Но все же не до конца. Я едва это помню – столько памяти утеряно, уничтожено, – но думаю, что сеть, восстановленная по частям из разных оболочек, была немного рассинхронизирована даже после того, как я собрал ее в одной соме. Улавливаю полуразложившееся воспоминание собаки, которая вырвалась из общего целого: алчная, изувеченная и полная решимости сохранить индивидуальность. Я помню ярость и разочарование от осознания того, что этот мир испоганил меня до такой степени, что я уже едва мог собраться воедино. Но это неважно. Теперь я был больше, чем Блэр, чем Коппер, чем Собака.
Я был гигантом с бесчисленным набором шаблонов из множества вселенных – не ровня одинокому человечку передо мной.
Но и не ровня динамитной шашке в его руке.
Теперь я – нечто большее, чем просто страх, боль и обугленная воняющая плоть. Оставшееся сознание захлестывает замешательство. Я – блуждающие, разрозненные мысли, сомнения и призрачные теории. Я – понимание, которое пришло слишком поздно и уже забыто.
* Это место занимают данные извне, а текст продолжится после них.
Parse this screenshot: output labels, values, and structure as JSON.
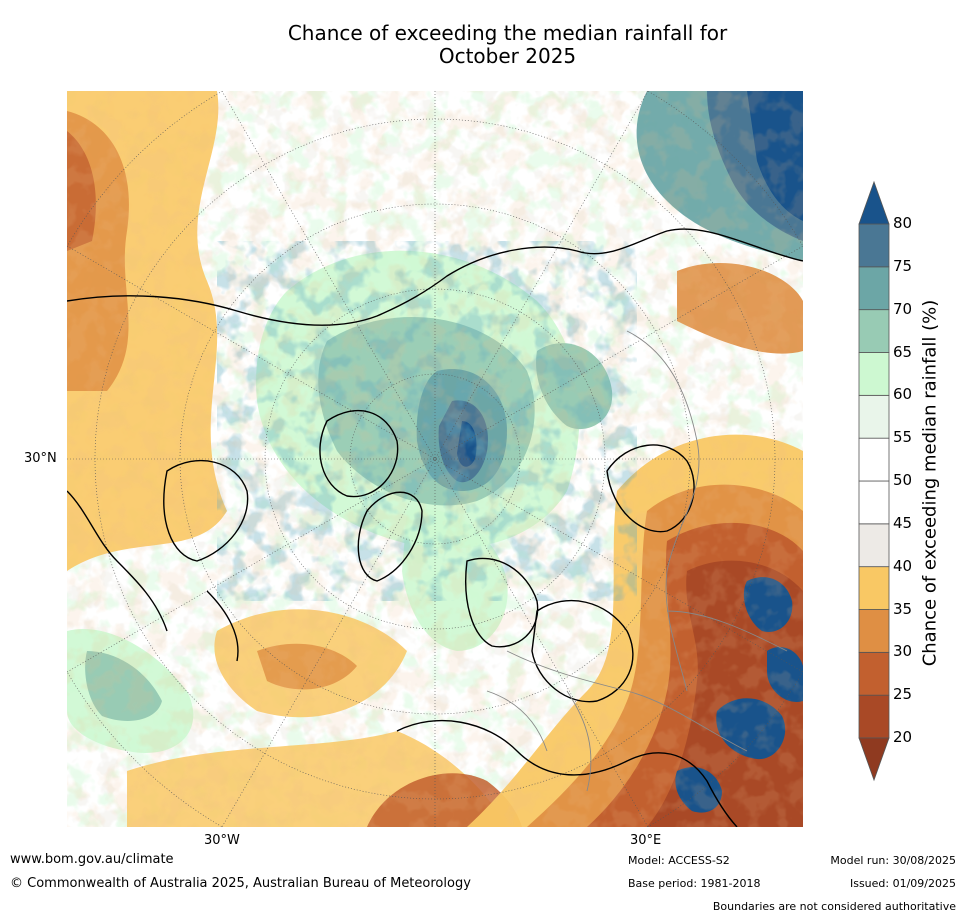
{
  "title_line1": "Chance of exceeding the median rainfall for",
  "title_line2": "October 2025",
  "axis_labels": {
    "lat_30n": "30°N",
    "lon_30w": "30°W",
    "lon_30e": "30°E"
  },
  "colorbar": {
    "label": "Chance of exceeding median rainfall (%)",
    "ticks": [
      "20",
      "25",
      "30",
      "35",
      "40",
      "45",
      "50",
      "55",
      "60",
      "65",
      "70",
      "75",
      "80"
    ],
    "colors": [
      "#a94926",
      "#c2602f",
      "#df8f44",
      "#f9c864",
      "#edeae6",
      "#ffffff",
      "#ffffff",
      "#e9f5ea",
      "#cdf8d1",
      "#98cbb4",
      "#6ca6a6",
      "#4a7794",
      "#19538b"
    ],
    "under_color": "#8f3a20",
    "over_color": "#19538b"
  },
  "footer": {
    "website": "www.bom.gov.au/climate",
    "copyright": "© Commonwealth of Australia 2025, Australian Bureau of Meteorology",
    "model": "Model: ACCESS-S2",
    "base_period": "Base period: 1981-2018",
    "model_run": "Model run: 30/08/2025",
    "issued": "Issued: 01/09/2025",
    "disclaimer": "Boundaries are not considered authoritative"
  }
}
Но я все еще Чайлдс и, когда ветер немного стихает, вспоминаю, как гадал, кто кого ассимилирует? Снегопад ослабевает, и на ум опять приходит невообразимый тест, который меня разоблачил.
Опухоль тоже помнит. Я вижу это в последних лучах угасающего прожектора. А те, наконец, направлены вовнутрь.
На меня.
Я едва вижу, что они освещают: Паразит. Монстр. Зараза.
Нечто.
Как мало он знает. Даже меньше, чем я.
Я знаю достаточно, ублюдок. Ты – душекрад, говноед. Насильник.
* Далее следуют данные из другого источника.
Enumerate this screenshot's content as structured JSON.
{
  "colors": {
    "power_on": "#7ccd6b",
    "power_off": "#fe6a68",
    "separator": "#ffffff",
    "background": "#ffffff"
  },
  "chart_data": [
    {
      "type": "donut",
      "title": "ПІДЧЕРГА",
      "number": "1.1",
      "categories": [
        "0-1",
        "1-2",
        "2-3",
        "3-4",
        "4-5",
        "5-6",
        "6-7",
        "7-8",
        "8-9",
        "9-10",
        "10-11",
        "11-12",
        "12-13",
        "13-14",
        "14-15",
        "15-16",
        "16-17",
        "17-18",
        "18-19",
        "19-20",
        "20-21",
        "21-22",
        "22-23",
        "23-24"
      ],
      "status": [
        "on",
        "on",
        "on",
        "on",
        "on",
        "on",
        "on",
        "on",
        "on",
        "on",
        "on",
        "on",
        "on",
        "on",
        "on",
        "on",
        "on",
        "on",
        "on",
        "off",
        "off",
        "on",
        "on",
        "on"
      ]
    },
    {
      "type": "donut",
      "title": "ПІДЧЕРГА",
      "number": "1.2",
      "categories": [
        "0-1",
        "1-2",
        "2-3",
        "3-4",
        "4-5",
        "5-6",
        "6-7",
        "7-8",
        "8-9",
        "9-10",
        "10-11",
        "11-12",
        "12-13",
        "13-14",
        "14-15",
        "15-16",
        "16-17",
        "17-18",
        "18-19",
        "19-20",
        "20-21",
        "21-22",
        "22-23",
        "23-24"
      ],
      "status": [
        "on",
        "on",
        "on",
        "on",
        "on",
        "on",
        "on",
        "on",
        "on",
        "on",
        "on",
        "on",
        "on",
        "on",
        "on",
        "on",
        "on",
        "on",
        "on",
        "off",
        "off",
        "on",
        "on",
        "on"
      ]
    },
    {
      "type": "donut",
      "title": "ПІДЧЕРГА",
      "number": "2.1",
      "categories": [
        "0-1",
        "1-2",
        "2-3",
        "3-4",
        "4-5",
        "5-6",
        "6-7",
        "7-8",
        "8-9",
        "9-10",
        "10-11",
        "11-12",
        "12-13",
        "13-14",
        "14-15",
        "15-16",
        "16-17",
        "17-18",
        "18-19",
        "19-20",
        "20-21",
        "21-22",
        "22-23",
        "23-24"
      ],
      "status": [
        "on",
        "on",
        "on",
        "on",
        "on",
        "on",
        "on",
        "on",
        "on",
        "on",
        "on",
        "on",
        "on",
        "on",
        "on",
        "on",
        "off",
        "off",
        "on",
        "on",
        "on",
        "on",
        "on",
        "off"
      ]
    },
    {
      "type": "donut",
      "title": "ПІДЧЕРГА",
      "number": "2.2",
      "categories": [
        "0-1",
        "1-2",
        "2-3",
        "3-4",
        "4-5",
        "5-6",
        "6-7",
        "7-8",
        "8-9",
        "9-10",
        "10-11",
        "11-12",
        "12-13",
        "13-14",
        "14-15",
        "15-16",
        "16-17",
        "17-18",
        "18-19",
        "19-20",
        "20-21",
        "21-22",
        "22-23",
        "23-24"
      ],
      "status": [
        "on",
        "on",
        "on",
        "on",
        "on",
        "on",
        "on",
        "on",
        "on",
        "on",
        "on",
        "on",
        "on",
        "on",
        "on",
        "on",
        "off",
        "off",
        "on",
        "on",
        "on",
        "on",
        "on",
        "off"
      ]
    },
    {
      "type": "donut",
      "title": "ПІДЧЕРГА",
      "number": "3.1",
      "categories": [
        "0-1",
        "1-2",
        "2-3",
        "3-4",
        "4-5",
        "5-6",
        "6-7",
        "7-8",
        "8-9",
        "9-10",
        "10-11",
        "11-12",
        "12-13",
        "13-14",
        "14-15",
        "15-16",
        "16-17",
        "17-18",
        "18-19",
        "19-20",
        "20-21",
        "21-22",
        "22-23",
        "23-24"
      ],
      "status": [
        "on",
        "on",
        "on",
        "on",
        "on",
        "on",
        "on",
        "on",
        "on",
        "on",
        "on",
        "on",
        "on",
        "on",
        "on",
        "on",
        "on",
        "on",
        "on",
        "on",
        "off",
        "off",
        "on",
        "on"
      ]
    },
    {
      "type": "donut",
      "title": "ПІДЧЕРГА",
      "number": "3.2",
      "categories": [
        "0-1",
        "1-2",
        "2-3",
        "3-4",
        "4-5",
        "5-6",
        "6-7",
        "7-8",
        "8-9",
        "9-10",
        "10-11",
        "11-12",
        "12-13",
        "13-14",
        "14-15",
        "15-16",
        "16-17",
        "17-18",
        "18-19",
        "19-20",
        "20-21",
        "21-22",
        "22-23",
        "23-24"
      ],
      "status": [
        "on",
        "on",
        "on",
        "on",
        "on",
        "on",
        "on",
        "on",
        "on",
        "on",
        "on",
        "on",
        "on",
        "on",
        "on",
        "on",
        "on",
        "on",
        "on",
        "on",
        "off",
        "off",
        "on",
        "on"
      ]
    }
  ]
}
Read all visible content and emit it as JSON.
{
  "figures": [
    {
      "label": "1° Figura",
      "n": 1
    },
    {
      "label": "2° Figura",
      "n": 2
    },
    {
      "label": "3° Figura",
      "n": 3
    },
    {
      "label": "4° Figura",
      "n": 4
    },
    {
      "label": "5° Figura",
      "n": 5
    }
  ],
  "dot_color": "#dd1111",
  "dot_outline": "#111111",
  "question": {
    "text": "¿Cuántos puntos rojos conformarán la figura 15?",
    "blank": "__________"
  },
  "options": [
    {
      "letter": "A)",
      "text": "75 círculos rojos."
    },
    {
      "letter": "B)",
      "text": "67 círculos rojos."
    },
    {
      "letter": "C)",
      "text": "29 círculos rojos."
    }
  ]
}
Не понимаю, что это значит. В мыслях чувствуется жестокость, мучительное пронзание плоти, но под этим скрывается что-то еще, чего я не понимаю. Я уже готов спросить, но прожектор Чайлдса наконец-то гаснет. Теперь внутри только я, а снаружи – лишь огонь, лед и тьма.
Я – Чайлдс, и буря закончилась.
В мире, который давал названия взаимозаменяемым фрагментам биомассы, одно имя по-настоящему имело значение: МакРиди.
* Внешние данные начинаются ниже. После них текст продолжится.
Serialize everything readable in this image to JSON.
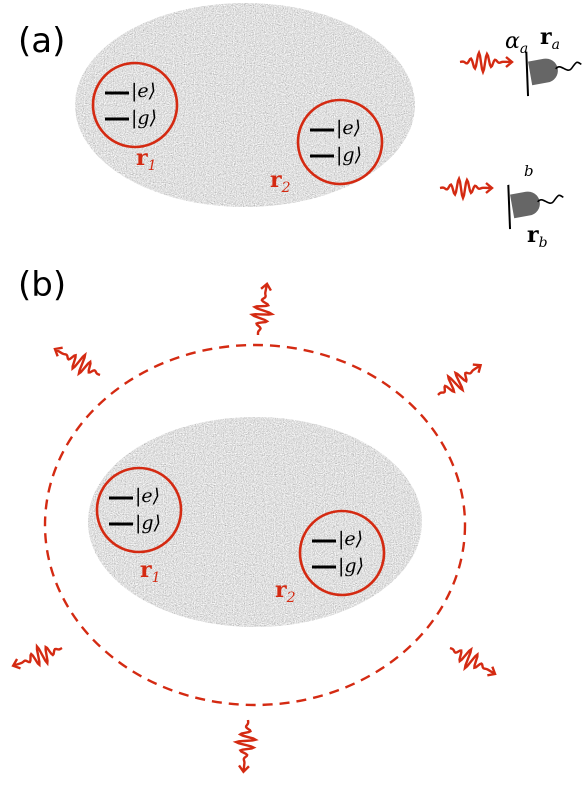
{
  "panels": [
    {
      "label": "(a)",
      "atoms": [
        {
          "excited": "|e⟩",
          "ground": "|g⟩",
          "position": {
            "symbol": "r",
            "subscript": "1"
          }
        },
        {
          "excited": "|e⟩",
          "ground": "|g⟩",
          "position": {
            "symbol": "r",
            "subscript": "2"
          }
        }
      ],
      "detectors": [
        {
          "mode": {
            "symbol": "α",
            "subscript": "a"
          },
          "position": {
            "symbol": "r",
            "subscript": "a"
          }
        },
        {
          "mode": {
            "symbol": "b"
          },
          "position": {
            "symbol": "r",
            "subscript": "b"
          }
        }
      ]
    },
    {
      "label": "(b)",
      "atoms": [
        {
          "excited": "|e⟩",
          "ground": "|g⟩",
          "position": {
            "symbol": "r",
            "subscript": "1"
          }
        },
        {
          "excited": "|e⟩",
          "ground": "|g⟩",
          "position": {
            "symbol": "r",
            "subscript": "2"
          }
        }
      ]
    }
  ]
}
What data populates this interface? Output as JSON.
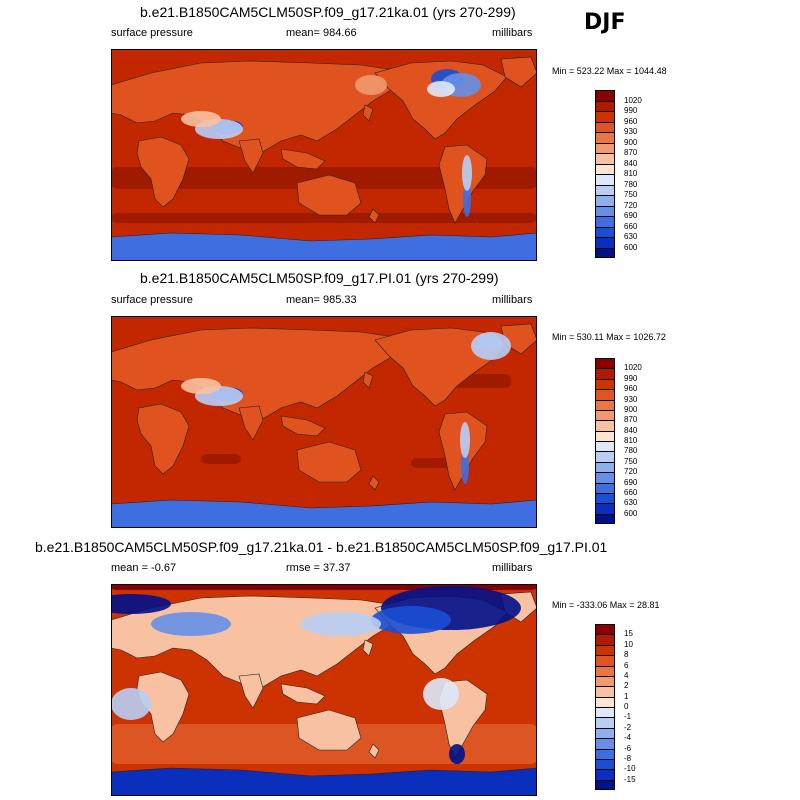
{
  "season": "DJF",
  "panels": [
    {
      "title": "b.e21.B1850CAM5CLM50SP.f09_g17.21ka.01 (yrs 270-299)",
      "left_label": "surface pressure",
      "center_label": "mean= 984.66",
      "right_label": "millibars",
      "minmax": "Min = 523.22 Max = 1044.48",
      "variant": "lgm",
      "colorbar": {
        "colors": [
          "#880000",
          "#b01a00",
          "#cc3300",
          "#dd5522",
          "#e87744",
          "#f19a6e",
          "#f8c1a2",
          "#fde4d2",
          "#dde8fa",
          "#b8cef5",
          "#8fb0ef",
          "#6690e8",
          "#3e6fe0",
          "#1a4fd4",
          "#0a2fbc",
          "#00118a"
        ],
        "labels": [
          "1020",
          "990",
          "960",
          "930",
          "900",
          "870",
          "840",
          "810",
          "780",
          "750",
          "720",
          "690",
          "660",
          "630",
          "600"
        ]
      }
    },
    {
      "title": "b.e21.B1850CAM5CLM50SP.f09_g17.PI.01 (yrs 270-299)",
      "left_label": "surface pressure",
      "center_label": "mean= 985.33",
      "right_label": "millibars",
      "minmax": "Min = 530.11 Max = 1026.72",
      "variant": "pi",
      "colorbar": {
        "colors": [
          "#880000",
          "#b01a00",
          "#cc3300",
          "#dd5522",
          "#e87744",
          "#f19a6e",
          "#f8c1a2",
          "#fde4d2",
          "#dde8fa",
          "#b8cef5",
          "#8fb0ef",
          "#6690e8",
          "#3e6fe0",
          "#1a4fd4",
          "#0a2fbc",
          "#00118a"
        ],
        "labels": [
          "1020",
          "990",
          "960",
          "930",
          "900",
          "870",
          "840",
          "810",
          "780",
          "750",
          "720",
          "690",
          "660",
          "630",
          "600"
        ]
      }
    },
    {
      "title": "b.e21.B1850CAM5CLM50SP.f09_g17.21ka.01 - b.e21.B1850CAM5CLM50SP.f09_g17.PI.01",
      "left_label": "mean =  -0.67",
      "center_label": "rmse =  37.37",
      "right_label": "millibars",
      "minmax": "Min = -333.06 Max =  28.81",
      "variant": "diff",
      "colorbar": {
        "colors": [
          "#880000",
          "#b01a00",
          "#cc3300",
          "#dd5522",
          "#e87744",
          "#f19a6e",
          "#f8c1a2",
          "#fde4d2",
          "#dde8fa",
          "#b8cef5",
          "#8fb0ef",
          "#6690e8",
          "#3e6fe0",
          "#1a4fd4",
          "#0a2fbc",
          "#00118a"
        ],
        "labels": [
          "15",
          "10",
          "8",
          "6",
          "4",
          "2",
          "1",
          "0",
          "-1",
          "-2",
          "-4",
          "-6",
          "-8",
          "-10",
          "-15"
        ]
      }
    }
  ]
}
МакРиди всегда был главным. Само понятие все еще кажется мне абсурдным – быть главным. Почему этот мир так и не понял недальновидность любой иерархии? Одна пуля в жизненно важный центр – и норвежец мертв навсегда. Один удар по голове – и Блэр валится без чувств. Централизация означает уязвимость, и все же миру мало того, что он построил биомассу по столь хрупкому образцу, – он навязал такую модель и метасистемам. МакРиди говорит – остальные подчиняются. Это система со встроенной смертельной точкой.